The eyes of the political elite may have been focused on the closed doors of Whitehall, but campaigners for assessment reform were desperately hoping they would switch their attention across the Thames to the South Bank.
As the political pickle thickened following last week's general election, teaching union the NUT served up lunch in the shadow of the London Eye, on the eve of their industrial action.
Billed as an anti-Sats picnic, it was intended to draw attention to the fact that thousands of schools were dropping the tests this year, thwarting the compilation of league tables.
But as a group of activists and parents shivered in the cold with their placards and anti-Sats t-shirts, it didn't feel much like Whitehall's first concern.
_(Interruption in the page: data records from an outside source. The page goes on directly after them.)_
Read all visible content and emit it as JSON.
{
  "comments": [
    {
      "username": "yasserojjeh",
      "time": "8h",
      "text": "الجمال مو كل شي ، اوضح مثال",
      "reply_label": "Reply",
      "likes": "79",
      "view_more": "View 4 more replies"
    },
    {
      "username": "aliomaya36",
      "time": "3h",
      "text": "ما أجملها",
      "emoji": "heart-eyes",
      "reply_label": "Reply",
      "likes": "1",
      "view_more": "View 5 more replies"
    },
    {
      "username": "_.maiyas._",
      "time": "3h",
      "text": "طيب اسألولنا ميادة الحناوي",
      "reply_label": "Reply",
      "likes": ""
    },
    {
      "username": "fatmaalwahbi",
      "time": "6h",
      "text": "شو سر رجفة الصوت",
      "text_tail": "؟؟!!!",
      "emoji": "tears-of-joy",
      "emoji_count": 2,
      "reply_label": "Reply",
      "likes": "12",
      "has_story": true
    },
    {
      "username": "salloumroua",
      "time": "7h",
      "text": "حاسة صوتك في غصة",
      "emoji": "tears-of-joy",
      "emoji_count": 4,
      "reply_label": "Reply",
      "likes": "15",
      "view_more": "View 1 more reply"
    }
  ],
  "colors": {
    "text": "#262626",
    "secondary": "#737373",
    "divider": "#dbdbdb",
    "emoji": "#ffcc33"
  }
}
Fears that the event was being overshadowed by political events did nothing to quell the fervour of many of the 30 or so participants as they bit into their anti-exams chocolate cake, however.
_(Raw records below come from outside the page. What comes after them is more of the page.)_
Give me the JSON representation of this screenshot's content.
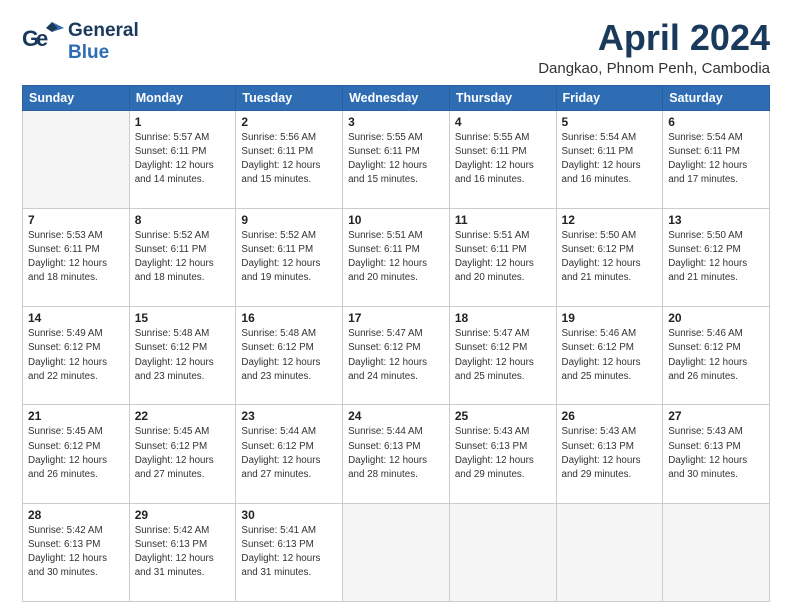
{
  "logo": {
    "line1": "General",
    "line2": "Blue"
  },
  "title": "April 2024",
  "location": "Dangkao, Phnom Penh, Cambodia",
  "days_of_week": [
    "Sunday",
    "Monday",
    "Tuesday",
    "Wednesday",
    "Thursday",
    "Friday",
    "Saturday"
  ],
  "weeks": [
    [
      {
        "day": "",
        "info": ""
      },
      {
        "day": "1",
        "info": "Sunrise: 5:57 AM\nSunset: 6:11 PM\nDaylight: 12 hours\nand 14 minutes."
      },
      {
        "day": "2",
        "info": "Sunrise: 5:56 AM\nSunset: 6:11 PM\nDaylight: 12 hours\nand 15 minutes."
      },
      {
        "day": "3",
        "info": "Sunrise: 5:55 AM\nSunset: 6:11 PM\nDaylight: 12 hours\nand 15 minutes."
      },
      {
        "day": "4",
        "info": "Sunrise: 5:55 AM\nSunset: 6:11 PM\nDaylight: 12 hours\nand 16 minutes."
      },
      {
        "day": "5",
        "info": "Sunrise: 5:54 AM\nSunset: 6:11 PM\nDaylight: 12 hours\nand 16 minutes."
      },
      {
        "day": "6",
        "info": "Sunrise: 5:54 AM\nSunset: 6:11 PM\nDaylight: 12 hours\nand 17 minutes."
      }
    ],
    [
      {
        "day": "7",
        "info": "Sunrise: 5:53 AM\nSunset: 6:11 PM\nDaylight: 12 hours\nand 18 minutes."
      },
      {
        "day": "8",
        "info": "Sunrise: 5:52 AM\nSunset: 6:11 PM\nDaylight: 12 hours\nand 18 minutes."
      },
      {
        "day": "9",
        "info": "Sunrise: 5:52 AM\nSunset: 6:11 PM\nDaylight: 12 hours\nand 19 minutes."
      },
      {
        "day": "10",
        "info": "Sunrise: 5:51 AM\nSunset: 6:11 PM\nDaylight: 12 hours\nand 20 minutes."
      },
      {
        "day": "11",
        "info": "Sunrise: 5:51 AM\nSunset: 6:11 PM\nDaylight: 12 hours\nand 20 minutes."
      },
      {
        "day": "12",
        "info": "Sunrise: 5:50 AM\nSunset: 6:12 PM\nDaylight: 12 hours\nand 21 minutes."
      },
      {
        "day": "13",
        "info": "Sunrise: 5:50 AM\nSunset: 6:12 PM\nDaylight: 12 hours\nand 21 minutes."
      }
    ],
    [
      {
        "day": "14",
        "info": "Sunrise: 5:49 AM\nSunset: 6:12 PM\nDaylight: 12 hours\nand 22 minutes."
      },
      {
        "day": "15",
        "info": "Sunrise: 5:48 AM\nSunset: 6:12 PM\nDaylight: 12 hours\nand 23 minutes."
      },
      {
        "day": "16",
        "info": "Sunrise: 5:48 AM\nSunset: 6:12 PM\nDaylight: 12 hours\nand 23 minutes."
      },
      {
        "day": "17",
        "info": "Sunrise: 5:47 AM\nSunset: 6:12 PM\nDaylight: 12 hours\nand 24 minutes."
      },
      {
        "day": "18",
        "info": "Sunrise: 5:47 AM\nSunset: 6:12 PM\nDaylight: 12 hours\nand 25 minutes."
      },
      {
        "day": "19",
        "info": "Sunrise: 5:46 AM\nSunset: 6:12 PM\nDaylight: 12 hours\nand 25 minutes."
      },
      {
        "day": "20",
        "info": "Sunrise: 5:46 AM\nSunset: 6:12 PM\nDaylight: 12 hours\nand 26 minutes."
      }
    ],
    [
      {
        "day": "21",
        "info": "Sunrise: 5:45 AM\nSunset: 6:12 PM\nDaylight: 12 hours\nand 26 minutes."
      },
      {
        "day": "22",
        "info": "Sunrise: 5:45 AM\nSunset: 6:12 PM\nDaylight: 12 hours\nand 27 minutes."
      },
      {
        "day": "23",
        "info": "Sunrise: 5:44 AM\nSunset: 6:12 PM\nDaylight: 12 hours\nand 27 minutes."
      },
      {
        "day": "24",
        "info": "Sunrise: 5:44 AM\nSunset: 6:13 PM\nDaylight: 12 hours\nand 28 minutes."
      },
      {
        "day": "25",
        "info": "Sunrise: 5:43 AM\nSunset: 6:13 PM\nDaylight: 12 hours\nand 29 minutes."
      },
      {
        "day": "26",
        "info": "Sunrise: 5:43 AM\nSunset: 6:13 PM\nDaylight: 12 hours\nand 29 minutes."
      },
      {
        "day": "27",
        "info": "Sunrise: 5:43 AM\nSunset: 6:13 PM\nDaylight: 12 hours\nand 30 minutes."
      }
    ],
    [
      {
        "day": "28",
        "info": "Sunrise: 5:42 AM\nSunset: 6:13 PM\nDaylight: 12 hours\nand 30 minutes."
      },
      {
        "day": "29",
        "info": "Sunrise: 5:42 AM\nSunset: 6:13 PM\nDaylight: 12 hours\nand 31 minutes."
      },
      {
        "day": "30",
        "info": "Sunrise: 5:41 AM\nSunset: 6:13 PM\nDaylight: 12 hours\nand 31 minutes."
      },
      {
        "day": "",
        "info": ""
      },
      {
        "day": "",
        "info": ""
      },
      {
        "day": "",
        "info": ""
      },
      {
        "day": "",
        "info": ""
      }
    ]
  ]
}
Alex Kenney, the NUT's executive member for inner London, said: "The boycott is taking place in a really favourable situation, it's going to create confusion and chaos about the reliability of tests. The political situation may create opportunities for the anti-Sats lobby to gain concessions."
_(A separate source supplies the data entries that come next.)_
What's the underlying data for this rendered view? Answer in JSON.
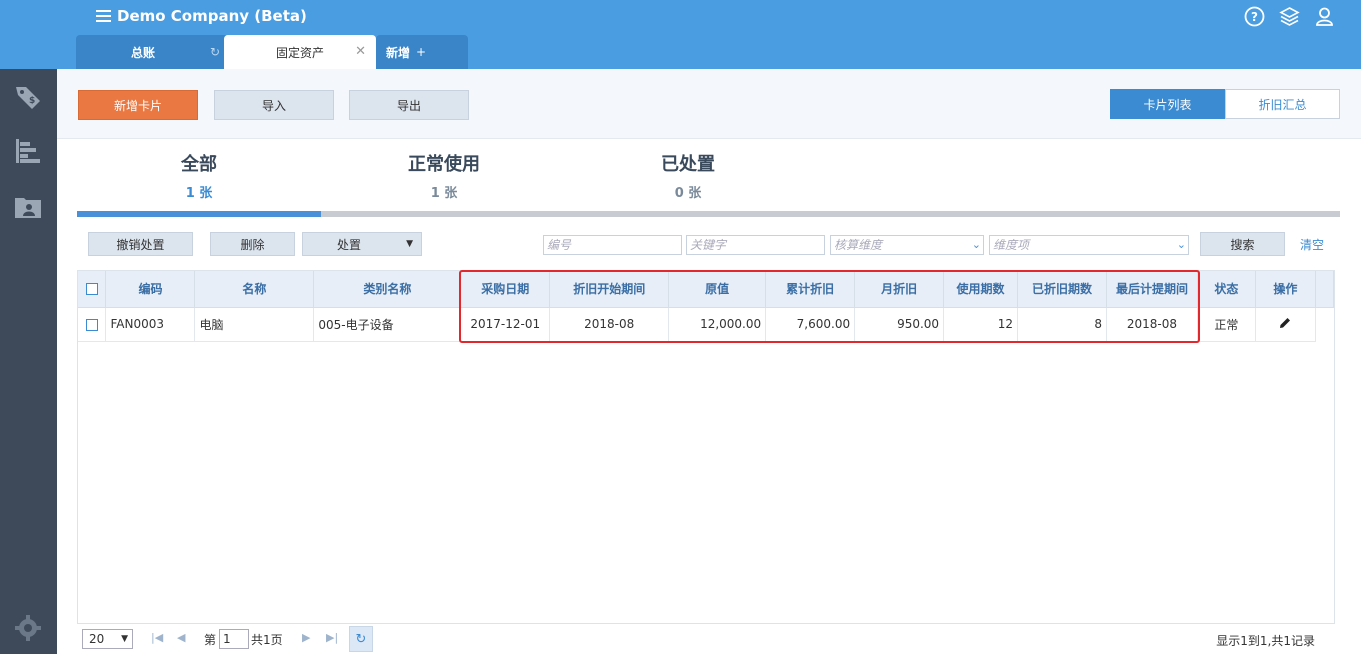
{
  "app": {
    "title": "Demo Company (Beta)"
  },
  "tabs": [
    {
      "label": "总账"
    },
    {
      "label": "固定资产"
    },
    {
      "label": "新增"
    }
  ],
  "toolbar": {
    "add_card": "新增卡片",
    "import": "导入",
    "export": "导出",
    "card_list": "卡片列表",
    "depr_summary": "折旧汇总"
  },
  "summary": [
    {
      "label": "全部",
      "count": "1 张"
    },
    {
      "label": "正常使用",
      "count": "1 张"
    },
    {
      "label": "已处置",
      "count": "0 张"
    }
  ],
  "filters": {
    "undo_dispose": "撤销处置",
    "delete": "删除",
    "dispose": "处置",
    "code_placeholder": "编号",
    "keyword_placeholder": "关键字",
    "dimension_placeholder": "核算维度",
    "dimension_item_placeholder": "维度项",
    "search": "搜索",
    "clear": "清空"
  },
  "grid": {
    "columns": [
      "编码",
      "名称",
      "类别名称",
      "采购日期",
      "折旧开始期间",
      "原值",
      "累计折旧",
      "月折旧",
      "使用期数",
      "已折旧期数",
      "最后计提期间",
      "状态",
      "操作"
    ],
    "rows": [
      {
        "code": "FAN0003",
        "name": "电脑",
        "category": "005-电子设备",
        "purchase_date": "2017-12-01",
        "depr_start": "2018-08",
        "original_value": "12,000.00",
        "accum_depr": "7,600.00",
        "monthly_depr": "950.00",
        "periods": "12",
        "depr_periods": "8",
        "last_period": "2018-08",
        "status": "正常"
      }
    ]
  },
  "pager": {
    "page_size": "20",
    "page_prefix": "第",
    "page": "1",
    "page_total": "共1页",
    "info": "显示1到1,共1记录"
  }
}
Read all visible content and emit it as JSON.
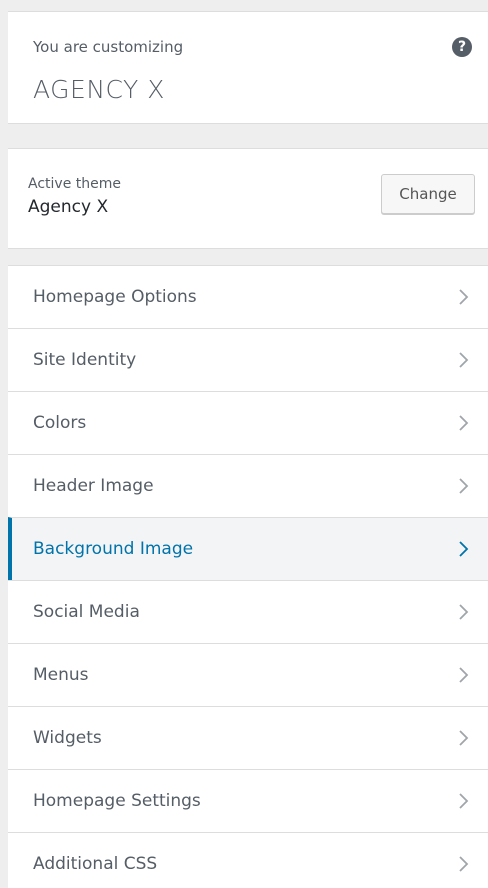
{
  "header": {
    "customizing_label": "You are customizing",
    "site_title": "AGENCY X",
    "help_icon": "question-circle-icon"
  },
  "theme": {
    "active_label": "Active theme",
    "name": "Agency X",
    "change_label": "Change"
  },
  "menu": {
    "items": [
      {
        "label": "Homepage Options"
      },
      {
        "label": "Site Identity"
      },
      {
        "label": "Colors"
      },
      {
        "label": "Header Image"
      },
      {
        "label": "Background Image",
        "active": true
      },
      {
        "label": "Social Media"
      },
      {
        "label": "Menus"
      },
      {
        "label": "Widgets"
      },
      {
        "label": "Homepage Settings"
      },
      {
        "label": "Additional CSS"
      }
    ]
  },
  "colors": {
    "accent": "#0073aa",
    "text": "#555d66",
    "background": "#eeeeee"
  }
}
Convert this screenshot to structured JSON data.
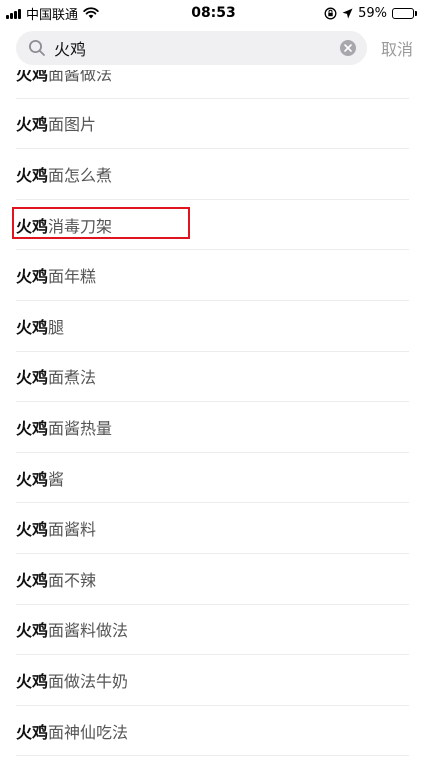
{
  "status_bar": {
    "carrier": "中国联通",
    "time": "08:53",
    "battery_percent": "59%",
    "battery_level": 0.59,
    "icons": [
      "signal-icon",
      "wifi-icon",
      "lock-rotation-icon",
      "location-icon",
      "battery-icon"
    ]
  },
  "search": {
    "query": "火鸡",
    "cancel_label": "取消"
  },
  "suggestions": [
    {
      "keyword": "火鸡",
      "suffix": "面酱做法"
    },
    {
      "keyword": "火鸡",
      "suffix": "面图片"
    },
    {
      "keyword": "火鸡",
      "suffix": "面怎么煮"
    },
    {
      "keyword": "火鸡",
      "suffix": "消毒刀架"
    },
    {
      "keyword": "火鸡",
      "suffix": "面年糕"
    },
    {
      "keyword": "火鸡",
      "suffix": "腿"
    },
    {
      "keyword": "火鸡",
      "suffix": "面煮法"
    },
    {
      "keyword": "火鸡",
      "suffix": "面酱热量"
    },
    {
      "keyword": "火鸡",
      "suffix": "酱"
    },
    {
      "keyword": "火鸡",
      "suffix": "面酱料"
    },
    {
      "keyword": "火鸡",
      "suffix": "面不辣"
    },
    {
      "keyword": "火鸡",
      "suffix": "面酱料做法"
    },
    {
      "keyword": "火鸡",
      "suffix": "面做法牛奶"
    },
    {
      "keyword": "火鸡",
      "suffix": "面神仙吃法"
    }
  ],
  "highlighted_index": 3,
  "colors": {
    "highlight_border": "#e0141e",
    "search_bg": "#f0f0f2",
    "cancel_text": "#9a9a9a"
  }
}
Former infant teacher and children's author Alan Gibbons said the boycott would "force the politicians to engage in the idea that there's an alternative, and sit down and discuss those alternatives".
Christine Blower, general secretary of the NUT, told the picnickers: "We are here because we think that a few short tests to sum up the whole of a primary school experiences is just nonsense."
Parents also backed the action, as stickers bearing the slogans "I will not be Sat on" and "I can't get no SATisfaction" were handed out.
Ken Muller, from East London, said: "I'm relieved my son won't be put through a stressful and pressured experience for no good purpose."